Now I understood Dabbo’s drawings. How many days and weeks and months and years he had stood on that spot I would never know, but it was clear that he had been obsessed by the mountain and had tried in every way he could to know it. The swirls and dots that covered so many pages were his efforts to represent the changing moods of the vaporous mass. What I didn’t know, and couldn’t begin to guess, was what he had encountered there when he went in to find his beguiler, and why he had never again mustered the courage to return.

I rested for a while, huddled on the raised slab that must once have been Dabbo’s bed. There was no sign of any kind of occupancy; no blankets or provisions, no fuel or ashes. He had not been here for more than twelve years, I knew that, but even so I would have expected to find some traces of his existence. It was as though he had never been.

As my body became rested, my mind began to grow active again and I wondered how he had got down the cliff face. I went back to the window and searched left and right along the rock wall, but I couldn’t see any sign of a path. I noticed, that although the bottom of the crater was well below the snow line and strewn with a jumble of grey stones, there appeared to be snow beneath the cloud mountain, shining white all around the shifting, dreaming skirts. It was a strange discovery, but not one that concerned me. And it certainly wouldn’t have been the cold that had prevented Dabbo from returning to it. If he could survive up here in this shack, he could survive anywhere.

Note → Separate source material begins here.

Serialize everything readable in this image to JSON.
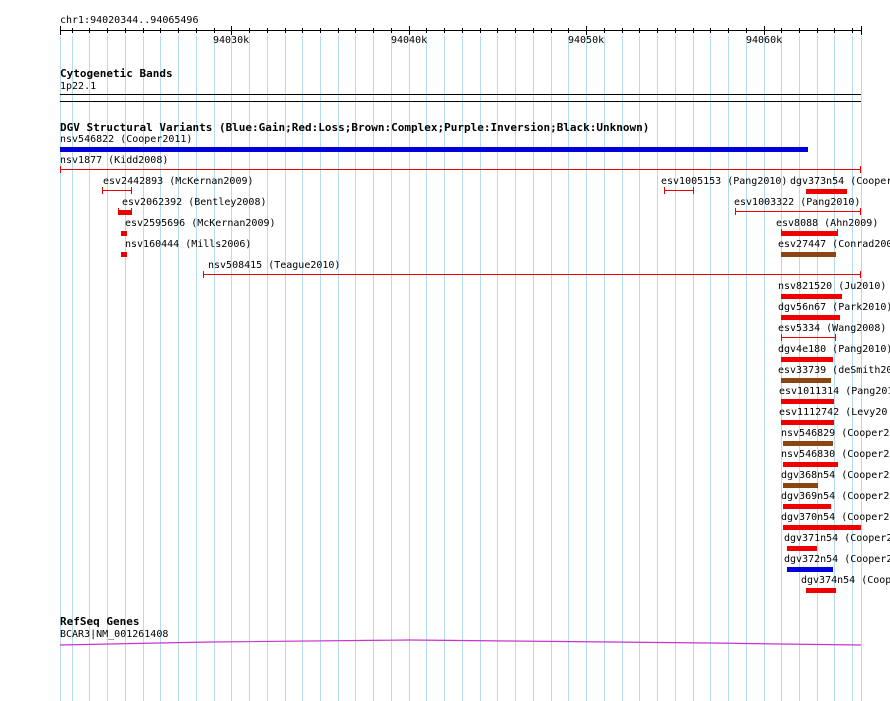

I ate a couple of my nuts and set out soon afterwards to explore the rim of the crater, grabbing a handful of snow here and there as I went to slake my thirst. That excursion turned out to be a lot more difficult than I had expected. The snow had been blown into dangerous cornices all along the lip of the crater, and several times I found myself sinking into deep drifts which gave no warning of their existence. The shawl kept me warm, but I was making very little progress, and was aware of the constant danger of wandering too close to the edge and taking an overhanging snow-drift plunging with me to the bottom of the cliff.